Des chiffres exorbitants, un sommet historique atteint en 2025, une demande toujours plus forte… Alors que l’année touche à sa fin, L’Usine Digitale vous propose un bilan des investissements réalisés cette année dans les data centers et des différentes problématiques soulevées au travers de cette croissante pour le moins inédite.

La nouvelle ruée vers l’or de l’intelligence artificielle générative ne se joue pas seulement dans les modèles ou les algorithmes. Elle se joue désormais dans le béton, le cuivre, les transformateurs électriques et les mégawatts disponibles. Partout dans le monde, une course d’une ampleur inédite est engagée pour construire et financer les centres de calcul capables d’alimenter l’IA générative. Derrière les annonces technologiques, ce sont des investissements industriels colossaux qui redessinent la géographie du numérique mondial.

Des dizaines de milliards engagés pour ces centres de calcul

Depuis deux ans, les montants engagés dans les data centers explosent. En 2025, les transactions liées aux centres de données ont dépassé les attentes, atteignant un montant record de 61 milliards de dollars (environ 52 milliards d’euros), comme le rapporte le S&P Global Market Intelligence, stimulé par la demande des infrastructures d’IA malgré certaines inquiétudes des investisseurs sur les valorisations sectorielles.

Plus de 100 transactions de centres de données ont ainsi été recensées au cours des onze premiers mois de l’année, pour une valeur totale qui dépasse déjà celle de toutes les transactions réalisées en 2024, selon les données de S&P Global Market Intelligence. La majorité de ces transactions ont eu lieu aux États-Unis, suivis par la région Asie-Pacifique.

Au premier rang de cette effervescence, les géants technologiques multiplient les projets à plusieurs milliards de dollars (voire des dizaines), souvent en partenariat avec des fonds d’investissement, des énergéticiens ou des acteurs du nucléaire.

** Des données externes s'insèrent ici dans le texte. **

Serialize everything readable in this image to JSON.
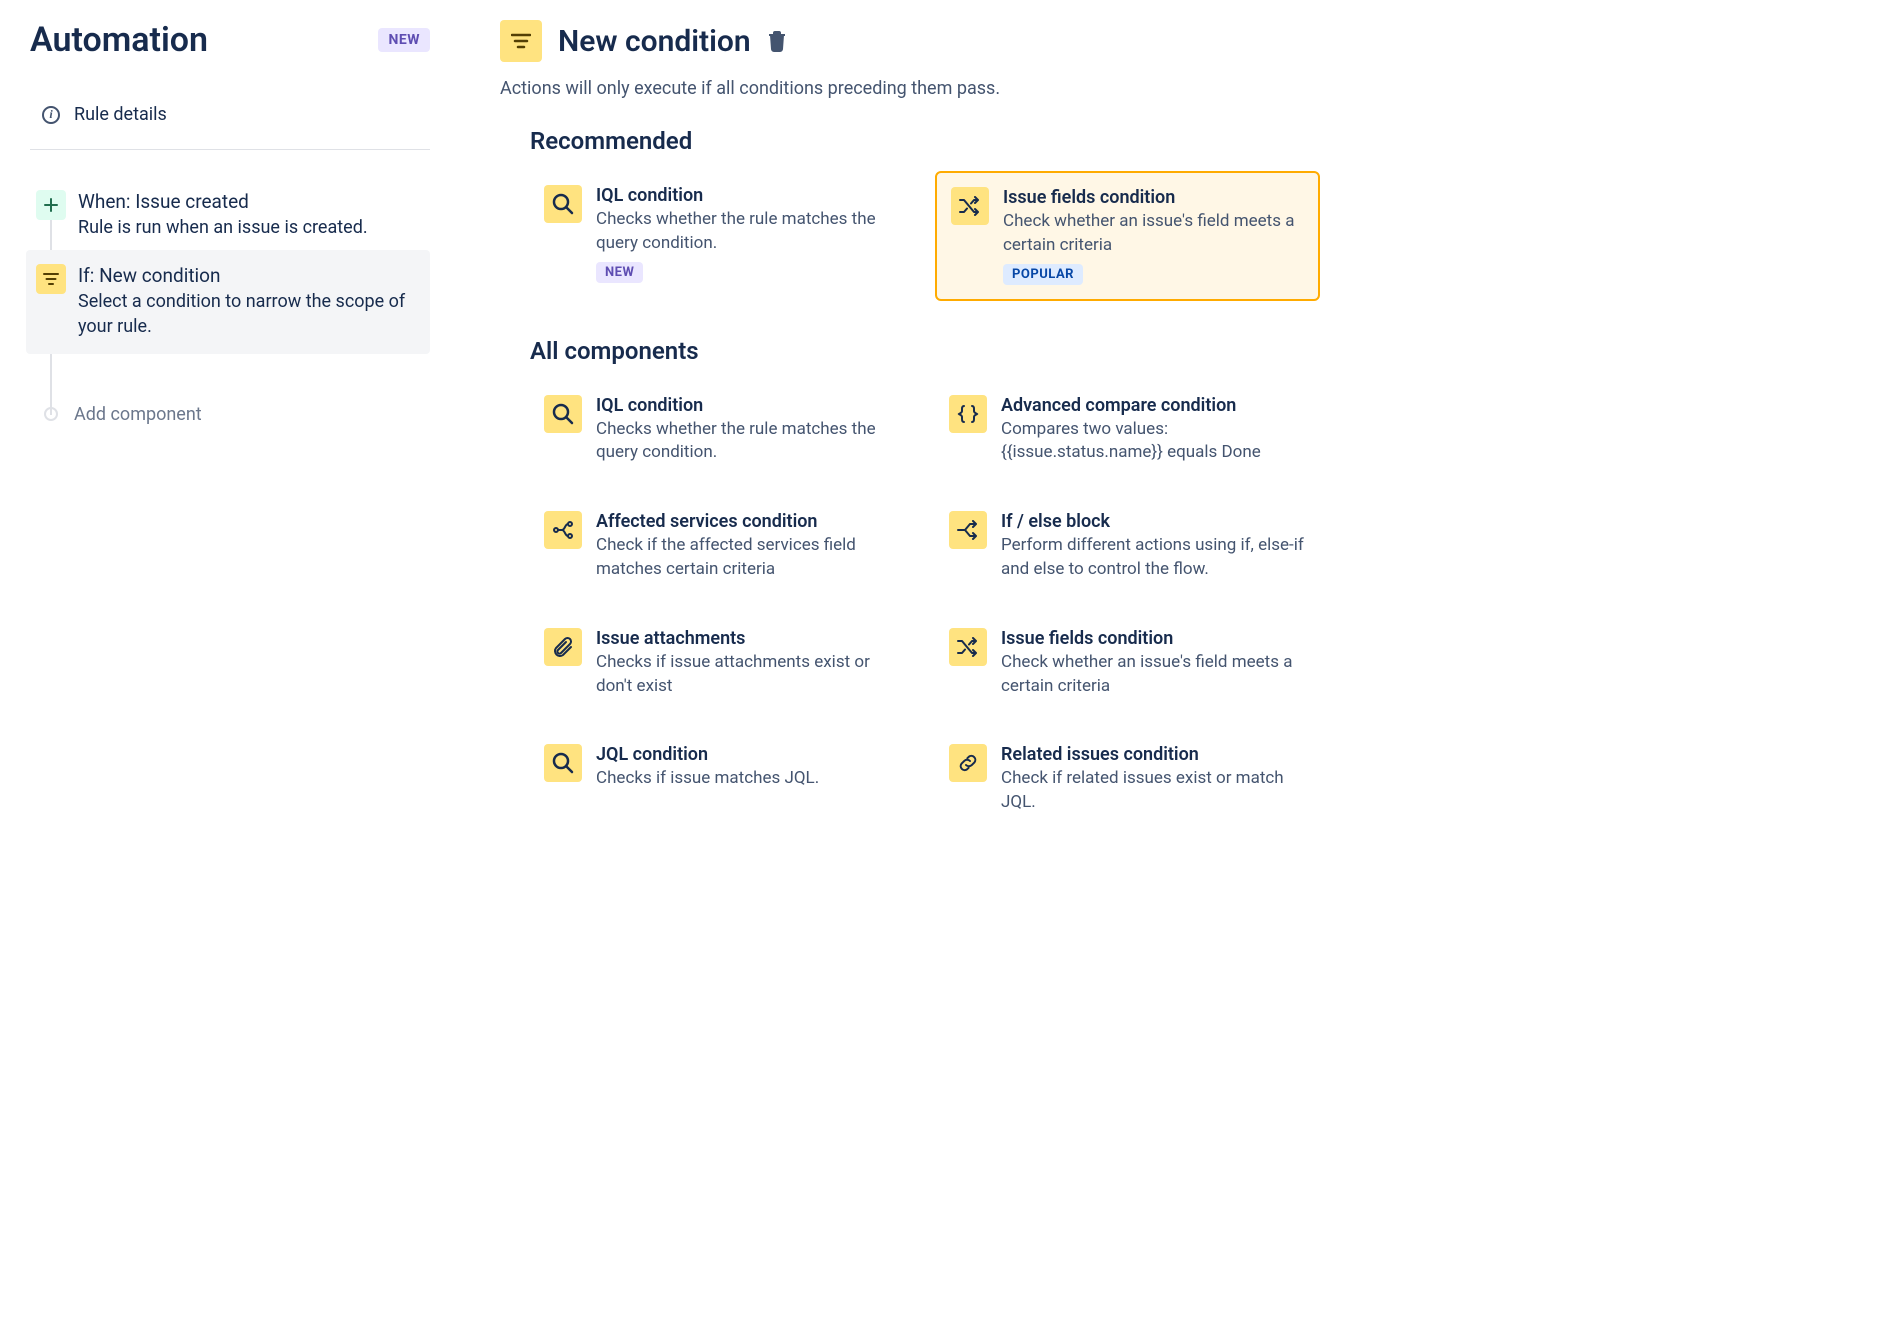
{
  "page": {
    "title": "Automation",
    "new_badge": "NEW"
  },
  "sidebar": {
    "rule_details": "Rule details",
    "steps": [
      {
        "title": "When: Issue created",
        "desc": "Rule is run when an issue is created."
      },
      {
        "title": "If: New condition",
        "desc": "Select a condition to narrow the scope of your rule."
      }
    ],
    "add_component": "Add component"
  },
  "main": {
    "title": "New condition",
    "subtitle": "Actions will only execute if all conditions preceding them pass.",
    "sections": {
      "recommended": "Recommended",
      "all": "All components"
    },
    "recommended": [
      {
        "icon": "search",
        "title": "IQL condition",
        "desc": "Checks whether the rule matches the query condition.",
        "badge": "NEW"
      },
      {
        "icon": "shuffle",
        "title": "Issue fields condition",
        "desc": "Check whether an issue's field meets a certain criteria",
        "badge": "POPULAR",
        "highlighted": true
      }
    ],
    "all": [
      {
        "icon": "search",
        "title": "IQL condition",
        "desc": "Checks whether the rule matches the query condition."
      },
      {
        "icon": "braces",
        "title": "Advanced compare condition",
        "desc": "Compares two values: {{issue.status.name}} equals Done"
      },
      {
        "icon": "branch",
        "title": "Affected services condition",
        "desc": "Check if the affected services field matches certain criteria"
      },
      {
        "icon": "split",
        "title": "If / else block",
        "desc": "Perform different actions using if, else-if and else to control the flow."
      },
      {
        "icon": "attachment",
        "title": "Issue attachments",
        "desc": "Checks if issue attachments exist or don't exist"
      },
      {
        "icon": "shuffle",
        "title": "Issue fields condition",
        "desc": "Check whether an issue's field meets a certain criteria"
      },
      {
        "icon": "search",
        "title": "JQL condition",
        "desc": "Checks if issue matches JQL."
      },
      {
        "icon": "link",
        "title": "Related issues condition",
        "desc": "Check if related issues exist or match JQL."
      }
    ]
  }
}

Amazon, Google, Meta, Microsoft en tête

Méta finance à hauteur de 27 milliards de dollars un campus géant de plusieurs gigawatts en Louisiane (Hyperion), Microsoft sécurise des capacités électriques équivalentes à celles d’un parc nucléaire (incluant un contrat portant sur 10,5 GW de nouvelles capacités renouvelables aux États-Unis et en Europe) tandis que Google investit directement dans des producteurs d’énergie pour verrouiller son approvisionnement (référence au rachat d’Intersect Power, une société spécialisée dans l’énergie des centres de données pour 4,75 milliards de dollars).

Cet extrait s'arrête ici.